Picking Up Piketty! (Day 1)

This is an attempt to read Thomas Piketty's Capital & Ideology!
Rather Hefty tome running into 1050 pages.
Being a Math whiz, I am going to argue that it will take me about 4 months including skipped days to finish it at the rate of 10 pages per day. Today is July 18, 2020. Incredibly I am coming back to this space after the last blog entry on July 21, 2012 when the blog for June 20 was entered. A eight year hiatus!!!
The blogging is for the social commitment element of the reading habit formation...
A handful of friends will be made aware. They can frown when I slack!
Getting into some quick calculations: 10 pages probably needs around 20-25 minutes to read on an average. Followed by notes consolidation, thoughts and blogging of another 15 minutes...so should be keeping aside 45 minutes a day.
Aiming to finish by November...let's get started!

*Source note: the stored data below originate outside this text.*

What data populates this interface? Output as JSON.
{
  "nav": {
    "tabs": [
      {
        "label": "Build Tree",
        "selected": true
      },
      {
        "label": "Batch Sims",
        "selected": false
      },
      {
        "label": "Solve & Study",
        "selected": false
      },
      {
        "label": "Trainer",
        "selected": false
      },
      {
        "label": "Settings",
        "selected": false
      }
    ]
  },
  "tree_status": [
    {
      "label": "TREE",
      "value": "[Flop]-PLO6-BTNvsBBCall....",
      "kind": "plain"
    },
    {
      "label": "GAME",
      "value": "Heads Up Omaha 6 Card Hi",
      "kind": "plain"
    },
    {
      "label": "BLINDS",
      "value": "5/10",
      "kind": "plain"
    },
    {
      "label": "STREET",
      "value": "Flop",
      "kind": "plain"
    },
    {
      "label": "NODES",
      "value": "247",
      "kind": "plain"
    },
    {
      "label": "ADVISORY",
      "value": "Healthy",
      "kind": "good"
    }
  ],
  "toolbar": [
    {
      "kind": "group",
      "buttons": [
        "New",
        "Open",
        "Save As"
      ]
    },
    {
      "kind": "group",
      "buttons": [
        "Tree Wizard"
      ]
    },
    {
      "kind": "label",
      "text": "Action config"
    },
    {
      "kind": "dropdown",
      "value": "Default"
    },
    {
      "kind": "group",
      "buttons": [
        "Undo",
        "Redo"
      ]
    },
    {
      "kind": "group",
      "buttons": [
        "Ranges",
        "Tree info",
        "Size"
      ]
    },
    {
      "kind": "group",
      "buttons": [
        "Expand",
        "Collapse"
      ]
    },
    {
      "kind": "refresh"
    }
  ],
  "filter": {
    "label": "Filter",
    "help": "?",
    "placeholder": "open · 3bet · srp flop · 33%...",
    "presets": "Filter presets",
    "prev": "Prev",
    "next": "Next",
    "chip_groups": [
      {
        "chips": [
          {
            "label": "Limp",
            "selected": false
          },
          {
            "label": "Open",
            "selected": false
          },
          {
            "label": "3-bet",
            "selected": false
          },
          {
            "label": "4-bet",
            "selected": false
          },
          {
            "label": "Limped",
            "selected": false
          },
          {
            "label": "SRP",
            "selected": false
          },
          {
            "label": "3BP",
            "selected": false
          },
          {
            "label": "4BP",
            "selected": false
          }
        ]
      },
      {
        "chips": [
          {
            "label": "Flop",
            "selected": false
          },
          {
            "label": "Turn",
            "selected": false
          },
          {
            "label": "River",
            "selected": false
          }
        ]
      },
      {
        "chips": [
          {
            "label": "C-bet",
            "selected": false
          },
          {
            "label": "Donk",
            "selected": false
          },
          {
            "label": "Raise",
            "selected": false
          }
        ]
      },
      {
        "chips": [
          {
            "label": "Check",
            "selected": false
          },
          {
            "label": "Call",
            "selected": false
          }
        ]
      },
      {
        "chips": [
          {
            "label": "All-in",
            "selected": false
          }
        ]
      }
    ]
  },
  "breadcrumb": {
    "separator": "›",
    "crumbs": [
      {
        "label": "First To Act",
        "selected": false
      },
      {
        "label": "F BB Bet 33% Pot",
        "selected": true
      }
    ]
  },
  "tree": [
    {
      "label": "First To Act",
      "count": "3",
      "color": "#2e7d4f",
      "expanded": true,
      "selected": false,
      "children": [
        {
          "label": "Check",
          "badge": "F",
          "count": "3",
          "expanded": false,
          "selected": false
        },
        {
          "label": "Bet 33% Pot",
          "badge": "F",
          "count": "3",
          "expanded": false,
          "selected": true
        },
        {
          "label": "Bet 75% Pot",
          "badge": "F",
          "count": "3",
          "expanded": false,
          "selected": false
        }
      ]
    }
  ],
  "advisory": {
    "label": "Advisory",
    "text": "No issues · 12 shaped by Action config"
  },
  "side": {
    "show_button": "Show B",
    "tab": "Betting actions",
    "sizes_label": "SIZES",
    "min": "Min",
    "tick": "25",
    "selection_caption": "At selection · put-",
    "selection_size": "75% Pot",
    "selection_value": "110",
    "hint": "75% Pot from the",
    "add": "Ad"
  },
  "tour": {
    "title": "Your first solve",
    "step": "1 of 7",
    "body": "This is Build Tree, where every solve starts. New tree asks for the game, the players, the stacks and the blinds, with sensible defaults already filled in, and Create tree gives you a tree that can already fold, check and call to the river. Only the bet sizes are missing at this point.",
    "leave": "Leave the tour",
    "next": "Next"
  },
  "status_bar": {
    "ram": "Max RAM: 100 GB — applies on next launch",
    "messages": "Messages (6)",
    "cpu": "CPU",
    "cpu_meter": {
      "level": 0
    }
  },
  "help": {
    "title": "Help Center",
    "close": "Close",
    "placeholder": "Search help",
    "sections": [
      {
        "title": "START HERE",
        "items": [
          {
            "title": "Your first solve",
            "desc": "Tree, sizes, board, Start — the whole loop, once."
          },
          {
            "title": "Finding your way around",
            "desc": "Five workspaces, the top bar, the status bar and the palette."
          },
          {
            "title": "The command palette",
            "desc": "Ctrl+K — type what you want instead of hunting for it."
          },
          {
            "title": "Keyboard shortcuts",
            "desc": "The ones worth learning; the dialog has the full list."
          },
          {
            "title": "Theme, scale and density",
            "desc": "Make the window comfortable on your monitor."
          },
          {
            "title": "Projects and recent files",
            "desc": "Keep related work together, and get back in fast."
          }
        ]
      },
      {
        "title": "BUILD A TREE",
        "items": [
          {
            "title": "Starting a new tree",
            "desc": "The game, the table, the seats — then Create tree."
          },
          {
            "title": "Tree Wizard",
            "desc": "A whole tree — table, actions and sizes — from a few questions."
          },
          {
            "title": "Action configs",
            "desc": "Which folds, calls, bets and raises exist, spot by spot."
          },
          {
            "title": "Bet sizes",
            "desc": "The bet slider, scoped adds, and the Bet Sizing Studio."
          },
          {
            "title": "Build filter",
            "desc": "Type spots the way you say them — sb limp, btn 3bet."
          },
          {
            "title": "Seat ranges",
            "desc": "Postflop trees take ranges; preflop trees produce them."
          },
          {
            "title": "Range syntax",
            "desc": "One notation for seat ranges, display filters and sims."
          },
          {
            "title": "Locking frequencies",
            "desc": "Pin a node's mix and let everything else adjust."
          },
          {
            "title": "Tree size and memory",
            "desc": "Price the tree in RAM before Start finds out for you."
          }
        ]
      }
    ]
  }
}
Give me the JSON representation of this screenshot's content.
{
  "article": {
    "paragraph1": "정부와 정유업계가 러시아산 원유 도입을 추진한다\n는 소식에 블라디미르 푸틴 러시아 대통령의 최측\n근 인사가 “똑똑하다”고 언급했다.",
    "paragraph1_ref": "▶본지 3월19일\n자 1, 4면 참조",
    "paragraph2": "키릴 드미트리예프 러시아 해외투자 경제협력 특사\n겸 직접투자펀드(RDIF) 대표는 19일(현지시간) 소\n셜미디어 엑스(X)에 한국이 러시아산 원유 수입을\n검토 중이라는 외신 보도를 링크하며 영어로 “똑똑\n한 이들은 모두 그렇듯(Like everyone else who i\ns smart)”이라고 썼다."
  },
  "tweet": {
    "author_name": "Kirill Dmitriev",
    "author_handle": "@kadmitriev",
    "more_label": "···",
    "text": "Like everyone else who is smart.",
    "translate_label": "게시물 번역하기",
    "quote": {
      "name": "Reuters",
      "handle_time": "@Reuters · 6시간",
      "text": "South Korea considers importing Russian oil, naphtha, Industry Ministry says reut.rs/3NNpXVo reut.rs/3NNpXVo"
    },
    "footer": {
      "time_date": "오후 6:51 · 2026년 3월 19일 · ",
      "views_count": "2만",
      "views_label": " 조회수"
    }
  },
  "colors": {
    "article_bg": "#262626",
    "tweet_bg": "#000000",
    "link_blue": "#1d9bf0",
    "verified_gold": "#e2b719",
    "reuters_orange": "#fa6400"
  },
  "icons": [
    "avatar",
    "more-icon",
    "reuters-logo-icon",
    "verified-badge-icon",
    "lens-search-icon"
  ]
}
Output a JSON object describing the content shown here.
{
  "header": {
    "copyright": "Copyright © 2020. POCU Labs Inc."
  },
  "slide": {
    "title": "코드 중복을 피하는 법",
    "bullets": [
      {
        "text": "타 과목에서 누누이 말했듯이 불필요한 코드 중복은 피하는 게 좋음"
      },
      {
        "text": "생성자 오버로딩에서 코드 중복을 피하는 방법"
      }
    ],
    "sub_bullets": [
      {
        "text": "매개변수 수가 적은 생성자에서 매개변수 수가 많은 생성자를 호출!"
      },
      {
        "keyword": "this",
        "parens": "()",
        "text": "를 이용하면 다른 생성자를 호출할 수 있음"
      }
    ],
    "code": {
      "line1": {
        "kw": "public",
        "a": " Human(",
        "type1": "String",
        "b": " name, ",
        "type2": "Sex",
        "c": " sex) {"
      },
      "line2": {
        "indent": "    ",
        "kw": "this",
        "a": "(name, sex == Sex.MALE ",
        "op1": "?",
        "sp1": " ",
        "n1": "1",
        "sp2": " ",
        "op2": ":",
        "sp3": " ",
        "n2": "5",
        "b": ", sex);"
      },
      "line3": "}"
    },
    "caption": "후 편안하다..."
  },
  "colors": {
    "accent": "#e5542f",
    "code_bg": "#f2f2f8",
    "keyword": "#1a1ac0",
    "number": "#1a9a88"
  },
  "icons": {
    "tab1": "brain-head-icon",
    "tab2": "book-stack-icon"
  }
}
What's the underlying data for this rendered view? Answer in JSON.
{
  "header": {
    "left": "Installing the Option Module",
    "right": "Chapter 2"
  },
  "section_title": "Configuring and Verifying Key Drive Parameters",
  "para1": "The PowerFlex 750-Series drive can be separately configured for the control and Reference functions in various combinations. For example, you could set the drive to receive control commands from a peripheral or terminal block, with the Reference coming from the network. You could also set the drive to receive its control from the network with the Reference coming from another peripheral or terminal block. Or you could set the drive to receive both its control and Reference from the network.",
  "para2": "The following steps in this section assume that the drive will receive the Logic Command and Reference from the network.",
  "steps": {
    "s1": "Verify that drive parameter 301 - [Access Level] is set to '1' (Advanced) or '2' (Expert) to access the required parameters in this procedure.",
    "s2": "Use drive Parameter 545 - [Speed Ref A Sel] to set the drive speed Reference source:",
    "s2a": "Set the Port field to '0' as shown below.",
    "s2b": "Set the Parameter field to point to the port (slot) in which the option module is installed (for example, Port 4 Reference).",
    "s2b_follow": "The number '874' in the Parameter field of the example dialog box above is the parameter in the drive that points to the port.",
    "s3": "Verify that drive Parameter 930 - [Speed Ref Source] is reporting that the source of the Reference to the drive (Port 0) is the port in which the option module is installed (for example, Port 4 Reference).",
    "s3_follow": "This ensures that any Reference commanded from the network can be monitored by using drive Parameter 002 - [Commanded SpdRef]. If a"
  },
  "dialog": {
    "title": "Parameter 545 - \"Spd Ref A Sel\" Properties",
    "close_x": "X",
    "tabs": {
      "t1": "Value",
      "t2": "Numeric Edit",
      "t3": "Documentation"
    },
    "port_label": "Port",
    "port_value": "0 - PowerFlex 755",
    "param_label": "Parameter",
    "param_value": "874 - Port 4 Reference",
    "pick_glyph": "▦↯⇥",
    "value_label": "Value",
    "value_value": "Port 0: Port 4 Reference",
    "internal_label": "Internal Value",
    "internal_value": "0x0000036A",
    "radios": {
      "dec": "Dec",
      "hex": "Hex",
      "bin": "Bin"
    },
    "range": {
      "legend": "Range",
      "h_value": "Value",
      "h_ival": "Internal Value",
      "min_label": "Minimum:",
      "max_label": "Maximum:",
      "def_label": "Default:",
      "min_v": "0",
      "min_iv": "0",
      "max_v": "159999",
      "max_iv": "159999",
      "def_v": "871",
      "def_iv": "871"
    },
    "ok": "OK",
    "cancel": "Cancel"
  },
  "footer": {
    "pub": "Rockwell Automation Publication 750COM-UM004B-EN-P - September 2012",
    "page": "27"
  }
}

An interesting time to start as it is the Malayalam month of Karkidakam on which daily reading of the Ramayana is undertaken.

Day 1
Tough start. My time estimates were utterly wrong. The ideas are complex and the style is not easily flowing, so it took me around 40 minutes to complete 10 pages. It will get faster during pages with graphs and tables...But I guess one hour is a more realistic time estimate for the daily 10 pages.
Will take a break now and return to the page to consolidate the notes!

From the first 10 pages:

Every society invents a discourse to justify its inequality.
Inequality persists in the property regime and political regime.
Current narrative of property ownership, free market, meritocracy and entrepreneurship is weak. Identity politics is rising in response.
Revolutionary mass movements have only illusory internal coherence.
Equality and education alone have helped in the development and progress.
I wonder why he doesn't country universal schooling as an exploitative institution as Ivan Illich correctly pointed out in Deschooling Society.
"The subject of this book is the history and evolution of the inequality regimes."
A new participatory socialism for 21st century is outlines.
Ideology is defined in a positive sense as a set of a priori ideas and discourses describing how society should be structured.
"The reason for this failure (easy ethno-religious and national cleavages of the disadvantaged) is the lack of an ideology capable of persuading them that what unites them is more important than what divides them"
"Inequality is neither economic nor technological; it is ideological & political."
In contrast to Marxism that seeks to give primacy to economic superstructure to society based on productivity, "it is the realm of ideas, the political-ideological sphere, that is truly autonomous."
Facts are largely products of institutions. Societies create social, fiscal, and legal categories to describe, measure and transform themselves. To appreciate facts properly we must understand their context, which consists of complex, overlapping, self interested intersections between the observational apparatus and the society under study.